Daimler Truck will significantly increase its profitability, said CEO Daum on Thursday. “We aim for the best value in each region. Every region has to perform competitively, and we stand ready to take the necessary steps to achieve this goal. ”This also includes“ making tough decisions to reduce our fixed costs and further improve our financial performance ”. In Europe, Brazil and Asia, profitability has so far been unsatisfactory. In North America, which contributes a good 40 percent of the division’s sales with trucks of the Freightliner brand, Daimler Truck also generates double-digit returns.
Reduce costs with cost-cutting measures
Specifically, Daimler’s commercial vehicle division has set itself the goal of reducing fixed costs, investments and research and development spending by a total of 15 percent by 2025. As far as the fixed costs are concerned, the savings in personnel costs alone should contribute 300 million euros by 2022. At the same time, the company wants to further reduce the complexity in production and improve its own processes. The measures also include focusing even more on heavy trucks than before. The company also wants to expand its service business. So far, the business with maintenance, spare parts or leasing has contributed around a third of sales. By the end of this decade, half of the revenues will come from services.
At the same time, Daimler Truck also has to invest in new technology, and a lot of money should go into alternative drive types. Daimler Truck is pursuing a two-pronged strategy, for example to meet the requirements of the European Union for reducing carbon dioxide emissions in the transport sector.

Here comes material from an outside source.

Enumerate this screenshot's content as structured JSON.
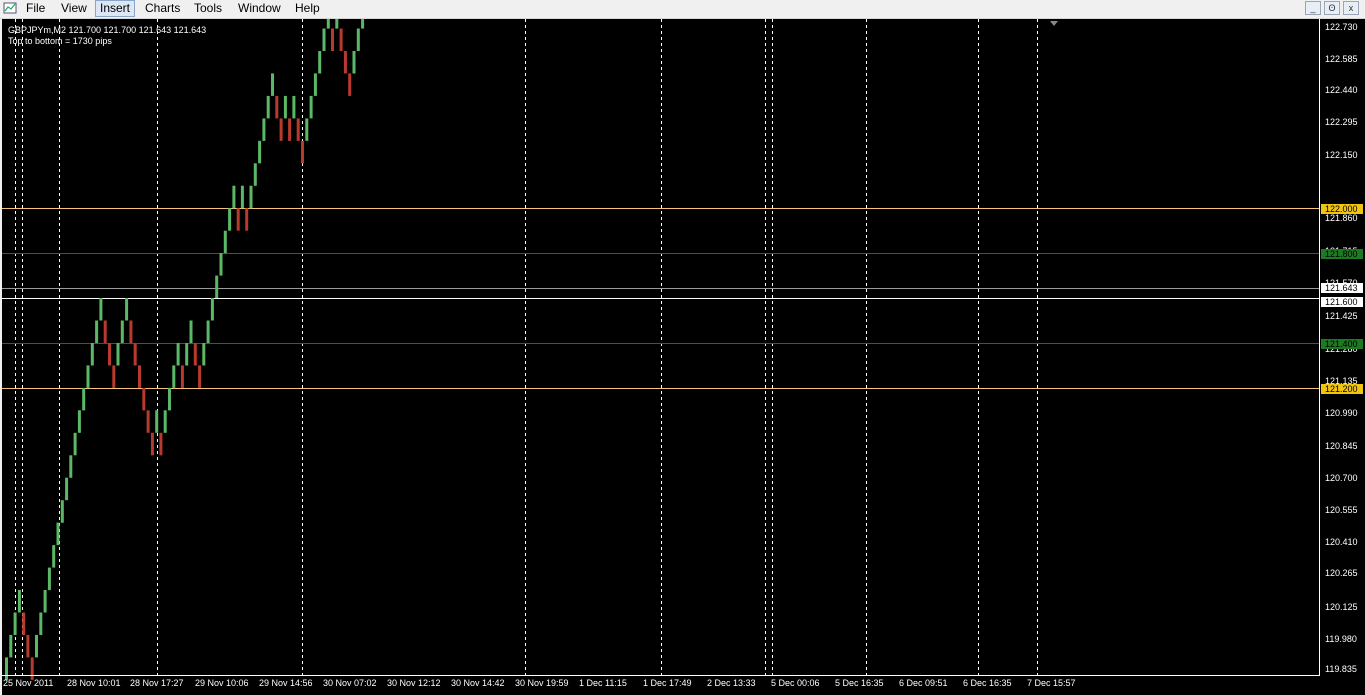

Purely battery-powered lighter trucks should be used when it comes to distributing goods in cities. In heavy-duty traffic over long distances, on the other hand, hydrogen is to be converted into electrical energy in fuel cells and thus power future tractors. “We will lead the way to emission-free transport by accelerating the development of battery and fuel cell vehicles,” emphasized CEO Daum.
New partnerships should help
Closer and new partnerships with other companies that Daimler Truck announced on Thursday should also help. For example, the Chinese battery cell manufacturer Catl is also to supply power storage for the planned fully electric E-Actros “Long Haul” truck for plannable distances of around 500 kilometers. The delivery agreement reached will extend beyond the year 2030, it said on Thursday. In addition, Daimler Truck and its partners Siemens Smart Infrastructure, Engie and EV Box want to support logistics companies in setting up charging infrastructure for battery-electric commercial vehicles. At the same time, the company is working with the energy group Shell to develop the infrastructure for its planned fuel cell trucks. A network of 150 hydrogen filling stations is to be built in Europe by 2030 to be able to refuel around 5500 fuel cell trucks.
The previous Daimler shareholders will decide at an extraordinary general meeting in the third quarter of this year whether Daimler Truck will actually be separated from Daimler AG. First of all, the previous Daimler shareholders are to receive the future Daimler truck shares. The number of shares is based on the previous stake, Daimler announced when the spin-off plan was announced in February. Around the announcements on the strategy day on Thursday, the Daimler share price rose by almost 3 percent in the meantime.
In mid-2019, the Volkswagen Group had launched its Traton commercial vehicle division with brands such as MAN and Scania on the stock exchange. As far as the share price is concerned, this split has been rather mixed so far. It was only in the past few weeks that the price of the unit certificates had approached the issue price of 27 euros.